The turning point was probably 2016's WLFGRL. It's still the album most people know them for, the one that established what Machine Girl actually is. Tracks like WDYM and Krystle (URL Cyber Palace) took the harsh noise and breakcore foundation and added something almost punk about it. Not punk in genre, but in energy. The whole thing felt like it was trying to break your speakers on purpose, but in a way that made you want to turn it up.
After WLFGRL, they kept pushing. The Ugly Art appeared in 2018, expanding the palette with more industrial textures and guest vocals. Then U-Void Synthesizer in 2020, which got weirder and more sprawling. But 2021's MG Ultra might be their best work. It refined everything they'd been doing into something more focused. Sick!!!!!! and Even Though show they can write actual hooks without losing the chaos. There's this moment in Nu Nu Meta Phenomenon where the beat just dissolves into static and then rebuilds itself, and it shouldn't work but it does.
Their live shows are notorious, mostly for being extremely loud and turning into makeshift mosh pits wherever they play, whether that's a DIY basement or an actual venue. Stephenson usually handles production and vocals while Kelly attacks the drums like they owe him money. The setup is minimal but the volume is not.

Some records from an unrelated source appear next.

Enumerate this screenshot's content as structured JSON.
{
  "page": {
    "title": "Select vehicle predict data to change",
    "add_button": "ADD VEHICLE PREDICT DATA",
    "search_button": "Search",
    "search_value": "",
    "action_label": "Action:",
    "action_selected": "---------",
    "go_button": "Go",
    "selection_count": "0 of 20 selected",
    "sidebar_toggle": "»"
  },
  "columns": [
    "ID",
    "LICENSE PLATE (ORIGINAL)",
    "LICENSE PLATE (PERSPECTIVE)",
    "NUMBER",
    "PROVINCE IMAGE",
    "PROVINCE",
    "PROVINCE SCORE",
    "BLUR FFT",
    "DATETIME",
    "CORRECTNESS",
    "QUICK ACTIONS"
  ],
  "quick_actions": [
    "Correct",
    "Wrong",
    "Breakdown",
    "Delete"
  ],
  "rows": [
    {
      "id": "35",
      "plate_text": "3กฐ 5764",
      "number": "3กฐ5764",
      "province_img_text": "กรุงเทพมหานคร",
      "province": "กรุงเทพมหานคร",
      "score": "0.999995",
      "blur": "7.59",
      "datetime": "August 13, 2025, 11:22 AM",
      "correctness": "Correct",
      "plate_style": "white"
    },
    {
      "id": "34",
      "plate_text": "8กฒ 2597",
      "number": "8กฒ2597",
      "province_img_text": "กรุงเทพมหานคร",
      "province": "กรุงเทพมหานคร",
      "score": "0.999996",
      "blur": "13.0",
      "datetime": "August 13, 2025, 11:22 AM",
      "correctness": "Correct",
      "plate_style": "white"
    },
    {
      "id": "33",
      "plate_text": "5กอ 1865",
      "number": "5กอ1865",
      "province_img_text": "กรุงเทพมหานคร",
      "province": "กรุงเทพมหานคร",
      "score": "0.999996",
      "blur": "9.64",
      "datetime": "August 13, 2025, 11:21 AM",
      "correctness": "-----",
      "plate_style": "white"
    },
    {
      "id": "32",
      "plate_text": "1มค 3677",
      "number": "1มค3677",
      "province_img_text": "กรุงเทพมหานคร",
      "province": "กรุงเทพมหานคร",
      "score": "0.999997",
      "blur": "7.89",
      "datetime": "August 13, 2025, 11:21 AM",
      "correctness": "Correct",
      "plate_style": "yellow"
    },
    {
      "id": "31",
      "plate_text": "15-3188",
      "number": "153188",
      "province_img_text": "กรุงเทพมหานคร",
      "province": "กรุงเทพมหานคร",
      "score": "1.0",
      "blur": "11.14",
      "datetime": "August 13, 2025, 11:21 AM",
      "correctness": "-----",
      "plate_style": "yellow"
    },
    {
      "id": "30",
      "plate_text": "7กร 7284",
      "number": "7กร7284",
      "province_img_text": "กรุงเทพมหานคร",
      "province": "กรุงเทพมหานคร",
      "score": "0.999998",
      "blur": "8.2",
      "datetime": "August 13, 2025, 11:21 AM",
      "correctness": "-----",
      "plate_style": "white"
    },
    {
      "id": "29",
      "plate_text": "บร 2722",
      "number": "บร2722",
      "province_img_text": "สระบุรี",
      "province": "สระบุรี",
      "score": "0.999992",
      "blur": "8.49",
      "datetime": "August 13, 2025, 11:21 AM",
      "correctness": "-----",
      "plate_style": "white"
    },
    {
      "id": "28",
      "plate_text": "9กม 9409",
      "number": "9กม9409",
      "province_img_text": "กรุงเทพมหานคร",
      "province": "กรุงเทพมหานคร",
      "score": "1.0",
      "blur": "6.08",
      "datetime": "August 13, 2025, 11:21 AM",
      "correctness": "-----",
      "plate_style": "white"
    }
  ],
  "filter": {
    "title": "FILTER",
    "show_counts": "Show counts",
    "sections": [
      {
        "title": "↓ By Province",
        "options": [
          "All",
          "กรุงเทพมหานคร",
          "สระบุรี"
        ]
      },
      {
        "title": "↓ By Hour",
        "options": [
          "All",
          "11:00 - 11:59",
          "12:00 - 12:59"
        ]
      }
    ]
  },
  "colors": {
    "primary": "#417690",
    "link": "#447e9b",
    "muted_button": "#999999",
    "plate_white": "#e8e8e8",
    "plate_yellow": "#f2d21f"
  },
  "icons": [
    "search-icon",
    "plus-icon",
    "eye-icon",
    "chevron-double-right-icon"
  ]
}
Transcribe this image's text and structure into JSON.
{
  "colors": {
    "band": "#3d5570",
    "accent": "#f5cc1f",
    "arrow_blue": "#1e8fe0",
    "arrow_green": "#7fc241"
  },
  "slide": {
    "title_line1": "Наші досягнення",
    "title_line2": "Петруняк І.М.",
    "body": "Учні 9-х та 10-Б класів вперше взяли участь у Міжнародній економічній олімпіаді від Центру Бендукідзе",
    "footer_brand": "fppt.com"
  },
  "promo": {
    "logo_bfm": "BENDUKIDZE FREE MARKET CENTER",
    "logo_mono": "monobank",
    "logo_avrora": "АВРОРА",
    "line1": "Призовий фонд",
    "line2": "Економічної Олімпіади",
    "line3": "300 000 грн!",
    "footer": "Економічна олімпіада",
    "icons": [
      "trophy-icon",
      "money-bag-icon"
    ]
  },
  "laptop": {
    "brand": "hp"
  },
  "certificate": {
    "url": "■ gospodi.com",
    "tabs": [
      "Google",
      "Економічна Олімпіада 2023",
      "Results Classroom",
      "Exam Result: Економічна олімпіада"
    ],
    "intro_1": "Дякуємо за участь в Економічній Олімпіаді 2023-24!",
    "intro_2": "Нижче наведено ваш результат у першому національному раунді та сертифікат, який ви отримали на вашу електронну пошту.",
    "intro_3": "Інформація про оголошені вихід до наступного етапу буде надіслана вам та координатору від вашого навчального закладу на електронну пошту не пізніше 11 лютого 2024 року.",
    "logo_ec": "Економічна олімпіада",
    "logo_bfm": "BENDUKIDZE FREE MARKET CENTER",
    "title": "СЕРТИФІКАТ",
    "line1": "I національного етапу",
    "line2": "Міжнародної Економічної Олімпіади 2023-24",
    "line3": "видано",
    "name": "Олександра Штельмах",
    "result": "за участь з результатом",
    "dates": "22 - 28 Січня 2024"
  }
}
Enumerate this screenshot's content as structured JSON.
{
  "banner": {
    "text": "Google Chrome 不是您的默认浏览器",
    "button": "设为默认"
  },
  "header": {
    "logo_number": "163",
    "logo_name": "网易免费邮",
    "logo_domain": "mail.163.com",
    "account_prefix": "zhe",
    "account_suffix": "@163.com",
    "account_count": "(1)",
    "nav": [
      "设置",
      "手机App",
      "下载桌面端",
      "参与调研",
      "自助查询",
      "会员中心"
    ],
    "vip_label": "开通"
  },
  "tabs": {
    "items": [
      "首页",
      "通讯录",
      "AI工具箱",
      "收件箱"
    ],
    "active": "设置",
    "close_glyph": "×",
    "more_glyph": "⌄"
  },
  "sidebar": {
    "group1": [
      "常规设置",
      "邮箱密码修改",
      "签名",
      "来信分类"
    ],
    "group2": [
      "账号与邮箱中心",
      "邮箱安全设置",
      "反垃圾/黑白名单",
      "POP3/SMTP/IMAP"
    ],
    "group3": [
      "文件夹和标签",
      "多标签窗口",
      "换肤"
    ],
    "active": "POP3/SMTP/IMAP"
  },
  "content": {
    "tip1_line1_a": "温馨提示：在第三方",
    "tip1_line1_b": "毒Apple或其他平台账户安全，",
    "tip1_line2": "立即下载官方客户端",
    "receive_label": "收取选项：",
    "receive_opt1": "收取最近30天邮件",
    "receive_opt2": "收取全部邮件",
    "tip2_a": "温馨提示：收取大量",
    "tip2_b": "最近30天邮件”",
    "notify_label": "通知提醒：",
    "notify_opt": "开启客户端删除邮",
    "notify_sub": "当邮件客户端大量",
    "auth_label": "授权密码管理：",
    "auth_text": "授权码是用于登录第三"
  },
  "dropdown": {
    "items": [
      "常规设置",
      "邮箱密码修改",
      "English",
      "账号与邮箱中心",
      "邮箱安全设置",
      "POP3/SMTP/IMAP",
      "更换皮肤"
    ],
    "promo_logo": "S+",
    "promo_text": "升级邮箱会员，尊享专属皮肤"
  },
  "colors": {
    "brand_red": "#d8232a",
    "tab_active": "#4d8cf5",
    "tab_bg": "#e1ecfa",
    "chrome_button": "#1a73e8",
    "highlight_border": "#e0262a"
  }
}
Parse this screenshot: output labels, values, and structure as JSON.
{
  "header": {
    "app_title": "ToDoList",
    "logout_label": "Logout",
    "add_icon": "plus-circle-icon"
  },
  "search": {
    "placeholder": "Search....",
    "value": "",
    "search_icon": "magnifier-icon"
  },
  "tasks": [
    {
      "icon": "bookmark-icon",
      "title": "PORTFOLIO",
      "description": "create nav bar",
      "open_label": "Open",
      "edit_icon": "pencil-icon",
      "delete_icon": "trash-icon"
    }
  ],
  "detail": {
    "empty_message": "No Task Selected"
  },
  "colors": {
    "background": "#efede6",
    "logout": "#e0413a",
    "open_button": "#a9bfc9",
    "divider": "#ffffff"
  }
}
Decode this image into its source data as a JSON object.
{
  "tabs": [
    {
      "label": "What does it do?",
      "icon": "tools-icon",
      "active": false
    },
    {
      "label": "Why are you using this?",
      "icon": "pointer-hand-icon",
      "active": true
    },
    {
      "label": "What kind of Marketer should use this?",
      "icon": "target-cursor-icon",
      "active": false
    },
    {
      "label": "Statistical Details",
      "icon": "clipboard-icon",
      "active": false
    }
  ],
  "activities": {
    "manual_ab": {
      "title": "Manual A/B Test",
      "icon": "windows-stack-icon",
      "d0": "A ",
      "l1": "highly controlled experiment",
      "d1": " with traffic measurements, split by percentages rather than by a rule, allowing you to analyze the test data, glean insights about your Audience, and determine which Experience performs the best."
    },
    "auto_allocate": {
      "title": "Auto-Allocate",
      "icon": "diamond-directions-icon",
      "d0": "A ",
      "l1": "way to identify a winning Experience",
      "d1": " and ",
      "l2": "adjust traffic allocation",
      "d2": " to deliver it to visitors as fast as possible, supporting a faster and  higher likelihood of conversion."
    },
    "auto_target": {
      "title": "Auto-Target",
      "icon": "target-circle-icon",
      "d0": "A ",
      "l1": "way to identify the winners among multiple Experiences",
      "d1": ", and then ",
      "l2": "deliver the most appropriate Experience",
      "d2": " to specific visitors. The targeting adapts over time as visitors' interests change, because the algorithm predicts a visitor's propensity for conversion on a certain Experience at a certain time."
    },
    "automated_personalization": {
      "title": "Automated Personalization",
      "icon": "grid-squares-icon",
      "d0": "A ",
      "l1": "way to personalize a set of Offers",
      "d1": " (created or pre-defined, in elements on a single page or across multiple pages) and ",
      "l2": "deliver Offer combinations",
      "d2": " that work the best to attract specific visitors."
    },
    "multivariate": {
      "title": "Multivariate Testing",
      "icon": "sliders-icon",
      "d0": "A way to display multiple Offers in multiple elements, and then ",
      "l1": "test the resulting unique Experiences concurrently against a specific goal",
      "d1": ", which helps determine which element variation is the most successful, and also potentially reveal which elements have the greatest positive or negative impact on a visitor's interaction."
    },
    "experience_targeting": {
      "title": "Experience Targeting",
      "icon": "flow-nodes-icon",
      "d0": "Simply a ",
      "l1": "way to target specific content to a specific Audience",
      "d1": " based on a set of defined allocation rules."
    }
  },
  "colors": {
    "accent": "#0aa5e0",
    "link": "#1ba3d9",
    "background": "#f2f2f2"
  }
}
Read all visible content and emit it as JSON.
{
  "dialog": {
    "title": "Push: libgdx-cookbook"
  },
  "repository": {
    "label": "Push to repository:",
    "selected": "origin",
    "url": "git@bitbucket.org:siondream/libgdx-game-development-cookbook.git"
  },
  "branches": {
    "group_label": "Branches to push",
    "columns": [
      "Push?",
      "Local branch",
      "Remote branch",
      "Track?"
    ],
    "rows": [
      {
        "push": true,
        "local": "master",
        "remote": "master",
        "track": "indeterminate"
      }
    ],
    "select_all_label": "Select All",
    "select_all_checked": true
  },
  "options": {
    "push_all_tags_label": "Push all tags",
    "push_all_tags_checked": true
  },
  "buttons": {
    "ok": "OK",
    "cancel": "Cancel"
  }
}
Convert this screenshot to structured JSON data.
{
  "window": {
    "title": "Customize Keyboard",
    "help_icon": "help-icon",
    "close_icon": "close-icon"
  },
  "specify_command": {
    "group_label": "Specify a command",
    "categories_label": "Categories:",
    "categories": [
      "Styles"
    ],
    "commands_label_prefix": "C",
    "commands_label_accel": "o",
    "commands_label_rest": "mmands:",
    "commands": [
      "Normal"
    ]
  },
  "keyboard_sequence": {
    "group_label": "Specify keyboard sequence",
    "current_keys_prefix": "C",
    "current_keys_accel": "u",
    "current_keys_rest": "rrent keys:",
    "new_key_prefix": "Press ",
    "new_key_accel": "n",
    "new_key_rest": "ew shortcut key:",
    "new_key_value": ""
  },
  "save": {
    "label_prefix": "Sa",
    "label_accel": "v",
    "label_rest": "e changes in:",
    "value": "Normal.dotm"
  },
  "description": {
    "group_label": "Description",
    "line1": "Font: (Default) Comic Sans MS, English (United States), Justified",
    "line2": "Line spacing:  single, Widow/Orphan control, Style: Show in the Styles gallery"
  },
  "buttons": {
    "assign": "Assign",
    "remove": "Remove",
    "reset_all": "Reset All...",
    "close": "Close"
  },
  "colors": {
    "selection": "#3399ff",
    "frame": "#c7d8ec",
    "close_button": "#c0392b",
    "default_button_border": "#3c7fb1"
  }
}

2023 brought MG Ultra Deluxe Edition, essentially a victory lap with remixes and extra material. Then in late 2023 and into 2024, they dropped the Empress series of EPs, continuing to experiment with the formula. Tracks like HAHA and HEAD HEAVY prove they haven't lost the plot. If anything, they're getting better at balancing the accessible and the abrasive.
What's notable about Machine Girl is they've built this whole thing independently, releasing through their own label, avoiding the usual industry paths. They've influenced a generation of younger artists making aggressive electronic music, but they're still doing their thing without much compromise.
Right now they're still touring, still making noise, still finding new ways to make breakbeats sound hostile. The core of what they do hasn't changed much since WLFGRL, but they keep finding small ways to evolve it. They're not trying to go mainstream, and mainstream isn't coming to them. That seems fine for everyone involved.
Machine Girl shows are chaotic and confrontational. The sound is overwhelming—distortion and density cranked past comfort. The crowd is usually small, devoted, and there specifically for this. There's no real moshing, just people standing close together absorbing the assault. They don't perform to crowds; they perform at them.